We hear and read a great deal about the promises- and potential pitfalls- of BIM in the context of its use as a tool for sustainable design. Accordingly, we were interested to read in the most recent issue of Dwell about the Suburban Prototype Home in Bergen County. Designed by Hoboken-based Nastasi Architects for clients in the New York City suburb of Woodcliff Lake, the designers used a BIM model to successfully execute the curves and angles of a steel and glass addition to a traditional suburban ranch residence. Essentially, BIM is colloquial for advanced computer modeling design programs that allow designers to create 3-D models of a project that are loaded with extremely detailed information, at a level of precision that reduces construction time and waste and assists in the type of integrated design necessary for a truly sustainable project.
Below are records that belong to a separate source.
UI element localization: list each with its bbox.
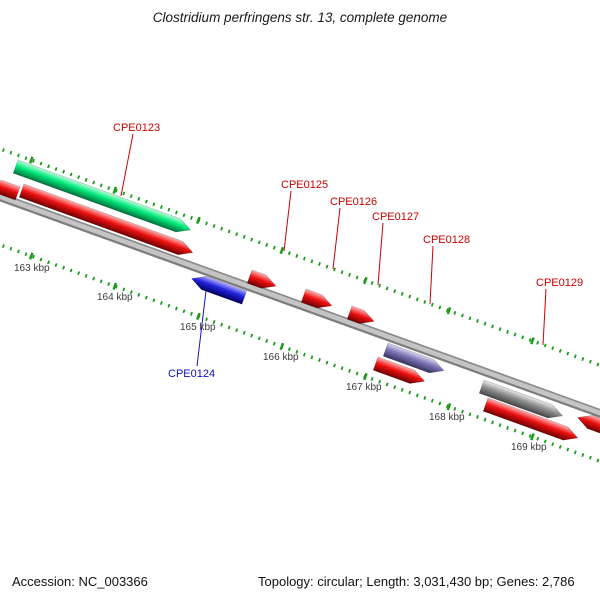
leader-line-cpe0127 [377, 222, 384, 286]
ruler-ticks-inner [0, 242, 600, 464]
gene-arrow-cpe0126[interactable] [300, 288, 334, 312]
feature-label-cpe0127[interactable]: CPE0127 [372, 211, 419, 223]
ruler-label-164kbp: 164 kbp [97, 292, 133, 303]
ruler-label-167kbp: 167 kbp [346, 382, 382, 393]
gene-arrow-cpe0125[interactable] [246, 269, 278, 293]
feature-label-cpe0128[interactable]: CPE0128 [423, 234, 470, 246]
ruler-label-168kbp: 168 kbp [429, 412, 465, 423]
leader-line-cpe0126 [332, 207, 341, 270]
leader-line-cpe0124 [196, 290, 207, 367]
genome-backbone-top-edge [0, 192, 600, 411]
status-bar: Accession: NC_003366 Topology: circular;… [0, 570, 600, 600]
gene-arrow-cpe0128[interactable] [382, 342, 446, 377]
feature-label-cpe0126[interactable]: CPE0126 [330, 196, 377, 208]
accession-text: Accession: NC_003366 [12, 574, 148, 589]
ruler-label-165kbp: 165 kbp [180, 322, 216, 333]
ruler-label-169kbp: 169 kbp [511, 442, 547, 453]
ruler-major-ticks-inner [0, 241, 600, 465]
genome-info-text: Topology: circular; Length: 3,031,430 bp… [258, 574, 575, 589]
gene-arrow-cpe0123[interactable] [12, 159, 193, 236]
genome-backbone [0, 192, 600, 418]
leader-line-cpe0129 [542, 288, 547, 346]
ruler-label-163kbp: 163 kbp [14, 263, 50, 274]
feature-label-cpe0129[interactable]: CPE0129 [536, 277, 583, 289]
gene-arrow-cpe0124[interactable] [189, 272, 247, 305]
gene-arrow-red-a[interactable] [18, 183, 195, 259]
leader-line-cpe0123 [120, 133, 134, 197]
feature-label-cpe0124[interactable]: CPE0124 [168, 368, 215, 380]
gene-arrow-red-b[interactable] [372, 356, 427, 388]
gene-arrow-red-edge-left[interactable] [0, 176, 21, 201]
ruler-label-166kbp: 166 kbp [263, 352, 299, 363]
gene-arrow-cpe0129[interactable] [482, 397, 580, 445]
genome-title: Clostridium perfringens str. 13, complet… [152, 10, 448, 25]
gene-arrow-gray[interactable] [478, 379, 565, 422]
leader-line-cpe0125 [283, 190, 292, 252]
feature-label-cpe0123[interactable]: CPE0123 [113, 122, 160, 134]
feature-label-cpe0125[interactable]: CPE0125 [281, 179, 328, 191]
gene-arrow-red-edge-right[interactable] [575, 411, 600, 439]
gene-arrow-cpe0127[interactable] [346, 305, 376, 328]
leader-line-cpe0128 [429, 245, 434, 305]
genome-backbone-bottom-edge [0, 199, 600, 418]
For the Suburban Prototype, Nastasi was able to transmit electronic drawings to its detailer and fabricator that set forth both geometric dimensions for the project and details on the strength of materials. The firm was also able to build a model of the property’s energy consumption by loading data on the angle of the sun, prevailing wind speeds, and average temperatures for the exact coordinates of the project site. The drawings sent to the fabricator were extremely precise, allowing it to manufacture the addition’s structural elements at comparable cost to conventional construction. John Nastasi told Dwell that he hopes to install similar types of additions on hundreds of homes, calling BIM modeling “more flexible and adaptable than other prefab methods that rely on mass-produced components and materials that are put together the same way over and over again.”
The premise of BIM- a 3-D design model that can be transmitted from architect, to client, to fabricator- offers sustainable designers an unprecedented level of control over their projects. For example, it’s possible for a BIM model to instantaneously calculate the costs of substituting different types of materials into and out of the project, while programs like ECOTECT offer extensive energy modeling capabilities, from solar analysis and shading design to ventilation and air flow analysis, determined based on local geographic and meteorological information. Nastasi’s fusion of BIM with prefab at the Suburban Prototype demonstrates the potential power that designers can harness from technology in order to drastically increase the sustainable quotient of their projects.